Wei Wuxian blinks at him. “…yeah. I know you are, Lan Wangji.” (In his mind, that smug ‘I’m an Olypmic medalist, —actually—,’ will play on a loop until the end of recorded time.) Unable to politely refuse, Wei Wuxian ends up spending the whole afternoon playing with his worst critic. Lan Wangji thinks this was an astoundingly good date, but wonders about the propriety of taking things further and making it official, given his current responsibilities to FIFA and the organisation itself’s delicate status at present.

Wei Wuxian is grudgingly impressed that Lan Wangji found ways to include, entertain and even successfully teach A Yuan.

…all right, so Lan Wangji’s not Satan, and has a soft spot for the most Lovable Orphan since Wei Wuxian himself.

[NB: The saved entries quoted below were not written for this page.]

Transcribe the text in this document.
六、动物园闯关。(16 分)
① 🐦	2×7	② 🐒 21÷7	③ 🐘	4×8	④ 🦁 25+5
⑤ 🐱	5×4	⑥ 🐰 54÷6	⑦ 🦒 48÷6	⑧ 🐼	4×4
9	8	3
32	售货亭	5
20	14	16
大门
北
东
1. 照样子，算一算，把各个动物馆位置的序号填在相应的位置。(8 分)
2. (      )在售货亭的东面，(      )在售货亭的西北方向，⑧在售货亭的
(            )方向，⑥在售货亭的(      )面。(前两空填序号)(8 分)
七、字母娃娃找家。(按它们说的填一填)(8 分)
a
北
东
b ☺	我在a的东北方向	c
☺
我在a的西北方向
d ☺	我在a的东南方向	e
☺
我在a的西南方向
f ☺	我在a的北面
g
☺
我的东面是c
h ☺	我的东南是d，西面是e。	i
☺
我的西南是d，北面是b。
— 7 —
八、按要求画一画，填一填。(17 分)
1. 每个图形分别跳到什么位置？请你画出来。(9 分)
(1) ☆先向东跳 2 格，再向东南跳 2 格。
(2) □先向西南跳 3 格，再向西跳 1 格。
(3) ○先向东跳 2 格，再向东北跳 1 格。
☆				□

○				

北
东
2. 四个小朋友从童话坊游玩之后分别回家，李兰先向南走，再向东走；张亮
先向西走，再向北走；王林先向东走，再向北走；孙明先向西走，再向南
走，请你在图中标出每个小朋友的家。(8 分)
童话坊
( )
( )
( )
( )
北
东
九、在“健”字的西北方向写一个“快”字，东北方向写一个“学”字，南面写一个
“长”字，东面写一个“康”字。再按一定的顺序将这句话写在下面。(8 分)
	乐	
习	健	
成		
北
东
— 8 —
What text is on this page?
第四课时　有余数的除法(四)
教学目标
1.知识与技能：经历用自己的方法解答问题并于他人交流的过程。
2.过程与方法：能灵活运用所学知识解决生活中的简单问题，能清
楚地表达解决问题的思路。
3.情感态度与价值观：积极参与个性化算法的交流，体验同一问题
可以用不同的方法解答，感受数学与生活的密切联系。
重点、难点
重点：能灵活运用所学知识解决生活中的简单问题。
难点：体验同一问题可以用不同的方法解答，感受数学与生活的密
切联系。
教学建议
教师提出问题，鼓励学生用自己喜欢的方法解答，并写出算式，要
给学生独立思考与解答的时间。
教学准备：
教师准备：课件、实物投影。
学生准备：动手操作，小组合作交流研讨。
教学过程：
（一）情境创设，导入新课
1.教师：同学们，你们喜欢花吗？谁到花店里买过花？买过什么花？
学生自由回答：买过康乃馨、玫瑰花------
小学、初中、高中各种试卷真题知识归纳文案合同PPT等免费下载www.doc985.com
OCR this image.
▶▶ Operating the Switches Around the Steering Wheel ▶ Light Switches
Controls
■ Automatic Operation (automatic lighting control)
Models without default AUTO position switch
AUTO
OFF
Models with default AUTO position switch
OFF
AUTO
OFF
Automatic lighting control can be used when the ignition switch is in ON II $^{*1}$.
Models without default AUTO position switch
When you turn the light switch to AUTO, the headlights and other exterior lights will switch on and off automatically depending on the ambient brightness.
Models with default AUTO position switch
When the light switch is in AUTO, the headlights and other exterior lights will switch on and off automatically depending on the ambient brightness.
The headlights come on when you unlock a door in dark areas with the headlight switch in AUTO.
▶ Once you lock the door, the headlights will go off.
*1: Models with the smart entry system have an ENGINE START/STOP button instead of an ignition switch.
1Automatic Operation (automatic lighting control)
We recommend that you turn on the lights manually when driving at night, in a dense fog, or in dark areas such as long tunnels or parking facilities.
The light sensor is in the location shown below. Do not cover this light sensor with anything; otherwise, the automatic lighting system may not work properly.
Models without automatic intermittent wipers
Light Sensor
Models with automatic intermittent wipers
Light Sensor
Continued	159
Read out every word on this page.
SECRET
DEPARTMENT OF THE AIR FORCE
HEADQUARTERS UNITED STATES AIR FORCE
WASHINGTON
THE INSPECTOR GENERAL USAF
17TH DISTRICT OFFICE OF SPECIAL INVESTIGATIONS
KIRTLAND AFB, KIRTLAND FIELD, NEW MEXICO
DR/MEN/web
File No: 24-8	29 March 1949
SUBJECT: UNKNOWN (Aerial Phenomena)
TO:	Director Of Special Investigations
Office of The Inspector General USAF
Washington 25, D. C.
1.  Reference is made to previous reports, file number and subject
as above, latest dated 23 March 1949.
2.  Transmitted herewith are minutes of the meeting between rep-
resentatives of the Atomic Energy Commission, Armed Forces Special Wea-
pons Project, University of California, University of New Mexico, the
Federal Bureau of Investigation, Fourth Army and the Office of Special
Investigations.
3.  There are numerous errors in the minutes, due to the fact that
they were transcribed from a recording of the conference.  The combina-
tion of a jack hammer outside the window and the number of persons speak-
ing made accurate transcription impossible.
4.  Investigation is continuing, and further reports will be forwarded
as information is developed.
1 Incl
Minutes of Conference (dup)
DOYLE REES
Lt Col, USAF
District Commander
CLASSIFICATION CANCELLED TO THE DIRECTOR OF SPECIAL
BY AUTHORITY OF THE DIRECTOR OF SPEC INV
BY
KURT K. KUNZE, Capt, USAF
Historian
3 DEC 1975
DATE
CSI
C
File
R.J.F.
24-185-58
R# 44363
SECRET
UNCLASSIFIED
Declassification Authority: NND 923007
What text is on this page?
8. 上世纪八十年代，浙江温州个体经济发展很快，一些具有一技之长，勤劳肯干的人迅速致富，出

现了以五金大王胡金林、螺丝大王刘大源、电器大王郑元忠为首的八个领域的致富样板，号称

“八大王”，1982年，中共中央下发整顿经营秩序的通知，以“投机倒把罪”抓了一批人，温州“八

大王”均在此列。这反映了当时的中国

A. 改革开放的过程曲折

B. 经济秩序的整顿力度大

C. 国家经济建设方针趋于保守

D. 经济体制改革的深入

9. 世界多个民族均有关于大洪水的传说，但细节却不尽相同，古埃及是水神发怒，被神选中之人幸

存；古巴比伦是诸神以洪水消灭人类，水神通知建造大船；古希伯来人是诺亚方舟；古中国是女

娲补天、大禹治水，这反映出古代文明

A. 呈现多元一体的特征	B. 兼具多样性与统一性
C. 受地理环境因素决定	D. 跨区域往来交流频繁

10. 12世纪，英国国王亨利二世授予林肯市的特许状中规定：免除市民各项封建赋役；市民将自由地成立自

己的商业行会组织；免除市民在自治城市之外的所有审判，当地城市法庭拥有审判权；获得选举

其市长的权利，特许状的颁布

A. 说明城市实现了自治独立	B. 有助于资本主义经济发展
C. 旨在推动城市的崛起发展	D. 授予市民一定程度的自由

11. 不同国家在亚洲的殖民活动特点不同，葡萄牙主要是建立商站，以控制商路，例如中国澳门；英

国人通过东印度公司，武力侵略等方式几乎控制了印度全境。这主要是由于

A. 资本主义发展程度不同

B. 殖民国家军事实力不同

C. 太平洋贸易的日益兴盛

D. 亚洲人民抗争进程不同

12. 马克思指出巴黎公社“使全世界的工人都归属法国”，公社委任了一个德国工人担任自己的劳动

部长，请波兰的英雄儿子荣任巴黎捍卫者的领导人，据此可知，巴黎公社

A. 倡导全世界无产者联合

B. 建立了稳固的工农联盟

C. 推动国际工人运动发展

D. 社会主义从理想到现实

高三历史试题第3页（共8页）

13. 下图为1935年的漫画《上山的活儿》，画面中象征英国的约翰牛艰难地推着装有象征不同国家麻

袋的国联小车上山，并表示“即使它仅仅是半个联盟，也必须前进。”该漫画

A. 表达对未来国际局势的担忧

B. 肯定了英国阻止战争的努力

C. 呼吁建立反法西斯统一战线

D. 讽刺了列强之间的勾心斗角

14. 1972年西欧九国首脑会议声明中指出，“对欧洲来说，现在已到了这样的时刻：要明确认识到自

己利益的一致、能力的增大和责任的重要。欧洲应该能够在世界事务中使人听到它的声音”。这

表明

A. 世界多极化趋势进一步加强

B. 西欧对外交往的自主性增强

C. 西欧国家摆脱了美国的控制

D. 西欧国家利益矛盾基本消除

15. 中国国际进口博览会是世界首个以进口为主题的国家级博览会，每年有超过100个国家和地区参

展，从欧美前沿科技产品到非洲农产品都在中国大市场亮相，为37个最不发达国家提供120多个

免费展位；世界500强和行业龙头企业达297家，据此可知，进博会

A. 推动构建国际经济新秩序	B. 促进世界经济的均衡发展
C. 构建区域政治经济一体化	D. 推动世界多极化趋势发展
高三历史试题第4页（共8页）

That’s not exactly medal worthy. (And Lan Wangji, of course, is an Olympic medalist. Actually.) But it’s a little annoying that A Yuan seems to like awful Lan Wangji so much! Where is his loyalty to the baba who birthed him, huh?

Things get weirder when Wen Chao, who managed to find a place for himself on another team after the implosion of the Qishan Suns, purposely injures Wei Wuxian on the field with a foul. Lan Wangji is not unprofessional about this, but neither does he handle the matter with the delicacy Lan Xichen has come to expect from his brother. Stuck watching the hospital room’s television, Wei Wuxian’s eyes nearly pop out of his head when he sees Lan Wangji coldly defend his advice to FIFA in an interview. Apparently, Lan Wangji does not think a career ban is at all disproportionate, no. Apparently, Wen Chao’s behaviour has no place whatever in the sport—

Wei Wuxian swears, every new thing he learns about Lan Wangji only makes him understand the man less.